A Blueprint for Survival
- Author: Edward Goldsmith and Robert Allen
- Subject: Environmentalism
- Publisher: Ecosystems Ltd.
- Publication date: January 1972
- ISBN: 978-0140522952

= A Blueprint for Survival =

Environmentalist text

A Blueprint for Survival was an influential environmentalist text that drew attention to the urgency and magnitude of environmental problems.

First published as a special edition of The Ecologist in January 1972, it was later published in book form and went on to sell more than 750,000 copies.

The Blueprint was signed by over thirty of the leading scientists of the day—including Sir Julian Huxley, Sir Frank Fraser Darling, Sir Peter Medawar, E. J. Mishan and Sir Peter Scott. It was largely written by Edward Goldsmith and Robert Allen (with contributions from John Davoll and Sam Lawrence of the Conservation Society, and Michael Allaby) who argued for a radically restructured society in order to prevent what the authors referred to as "the breakdown of society and the irreversible disruption of the life-support systems on this planet".
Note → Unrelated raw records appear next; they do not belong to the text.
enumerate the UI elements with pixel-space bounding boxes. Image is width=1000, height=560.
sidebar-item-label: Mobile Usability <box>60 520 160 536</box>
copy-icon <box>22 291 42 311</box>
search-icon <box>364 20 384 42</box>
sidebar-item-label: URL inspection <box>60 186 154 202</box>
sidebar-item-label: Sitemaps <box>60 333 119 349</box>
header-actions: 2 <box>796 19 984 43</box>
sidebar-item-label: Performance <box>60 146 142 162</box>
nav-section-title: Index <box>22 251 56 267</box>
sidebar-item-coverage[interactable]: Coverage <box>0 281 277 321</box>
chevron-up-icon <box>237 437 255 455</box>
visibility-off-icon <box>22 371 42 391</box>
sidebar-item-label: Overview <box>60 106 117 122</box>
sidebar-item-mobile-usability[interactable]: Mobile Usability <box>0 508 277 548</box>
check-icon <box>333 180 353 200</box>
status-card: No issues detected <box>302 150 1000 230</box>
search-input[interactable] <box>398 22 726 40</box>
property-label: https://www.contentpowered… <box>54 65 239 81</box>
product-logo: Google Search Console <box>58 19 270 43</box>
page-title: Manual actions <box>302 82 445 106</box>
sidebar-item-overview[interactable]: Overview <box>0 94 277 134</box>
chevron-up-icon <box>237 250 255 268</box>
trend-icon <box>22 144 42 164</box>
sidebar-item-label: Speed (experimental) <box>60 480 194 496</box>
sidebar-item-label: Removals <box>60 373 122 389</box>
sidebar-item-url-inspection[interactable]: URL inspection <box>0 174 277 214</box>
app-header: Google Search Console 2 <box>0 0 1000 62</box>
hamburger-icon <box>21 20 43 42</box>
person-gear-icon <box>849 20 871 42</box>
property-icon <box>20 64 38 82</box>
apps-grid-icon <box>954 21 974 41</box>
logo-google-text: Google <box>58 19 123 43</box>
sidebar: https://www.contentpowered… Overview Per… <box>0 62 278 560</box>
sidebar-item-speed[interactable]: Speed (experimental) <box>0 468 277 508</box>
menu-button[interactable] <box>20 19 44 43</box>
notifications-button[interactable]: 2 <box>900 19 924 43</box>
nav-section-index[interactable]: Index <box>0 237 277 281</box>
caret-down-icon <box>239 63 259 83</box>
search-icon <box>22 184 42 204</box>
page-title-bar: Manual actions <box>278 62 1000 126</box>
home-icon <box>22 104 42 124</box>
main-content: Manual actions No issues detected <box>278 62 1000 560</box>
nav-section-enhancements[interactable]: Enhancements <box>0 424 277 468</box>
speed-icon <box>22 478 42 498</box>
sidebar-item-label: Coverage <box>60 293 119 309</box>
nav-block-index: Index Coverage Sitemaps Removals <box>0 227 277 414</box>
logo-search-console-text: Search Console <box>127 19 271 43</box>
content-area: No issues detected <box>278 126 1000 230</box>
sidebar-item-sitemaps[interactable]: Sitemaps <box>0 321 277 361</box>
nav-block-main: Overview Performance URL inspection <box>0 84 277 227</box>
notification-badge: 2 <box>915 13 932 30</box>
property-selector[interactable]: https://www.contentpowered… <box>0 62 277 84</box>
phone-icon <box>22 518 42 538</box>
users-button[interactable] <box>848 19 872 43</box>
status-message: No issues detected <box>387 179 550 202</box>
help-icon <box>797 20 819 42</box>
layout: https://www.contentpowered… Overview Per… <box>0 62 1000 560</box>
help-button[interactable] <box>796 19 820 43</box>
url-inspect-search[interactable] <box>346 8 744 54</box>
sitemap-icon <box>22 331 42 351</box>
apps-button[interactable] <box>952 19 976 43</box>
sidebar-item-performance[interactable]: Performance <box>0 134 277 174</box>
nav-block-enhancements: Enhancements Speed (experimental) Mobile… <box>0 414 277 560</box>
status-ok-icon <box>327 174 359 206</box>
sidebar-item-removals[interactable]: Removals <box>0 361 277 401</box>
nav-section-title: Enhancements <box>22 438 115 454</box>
It recommended that people live in small, decentralised and largely de-industrialised communities. Some of the reasons given for this were that:

- it is too difficult to enforce moral behaviour in a large community
- agricultural and business practices are more likely to be ecologically sound in smaller communities
- people feel more fulfilled in smaller communities
- reducing an area's population reduces the environmental impact

The authors used tribal societies as their model which, it was claimed, were characterised by their small, human-scale communities, low-impact technologies, successful population controls, sustainable resource management, holistic and ecologically integrated worldviews, and a high degree of social cohesion, physical health, psychological well-being and spiritual fulfilment of their members.

== In popular culture ==
In Enys Men, a 2022 British experimental horror film set in 1973, a wildlife volunteer making daily observations of rare flowers on an uninhabited Cornish island is frequently shown reading A Blueprint for Survival. The book cover includes a quote from the Sunday Times stating that "nothing seems quite the same any more", which nods to the film's ambiguous narrative and chronology.

Kim Trainor's poetry collection A Blueprint for Survival (Guernica Editions, 2024) alludes to this book and considers blueprints for the survival of human and more than human kin.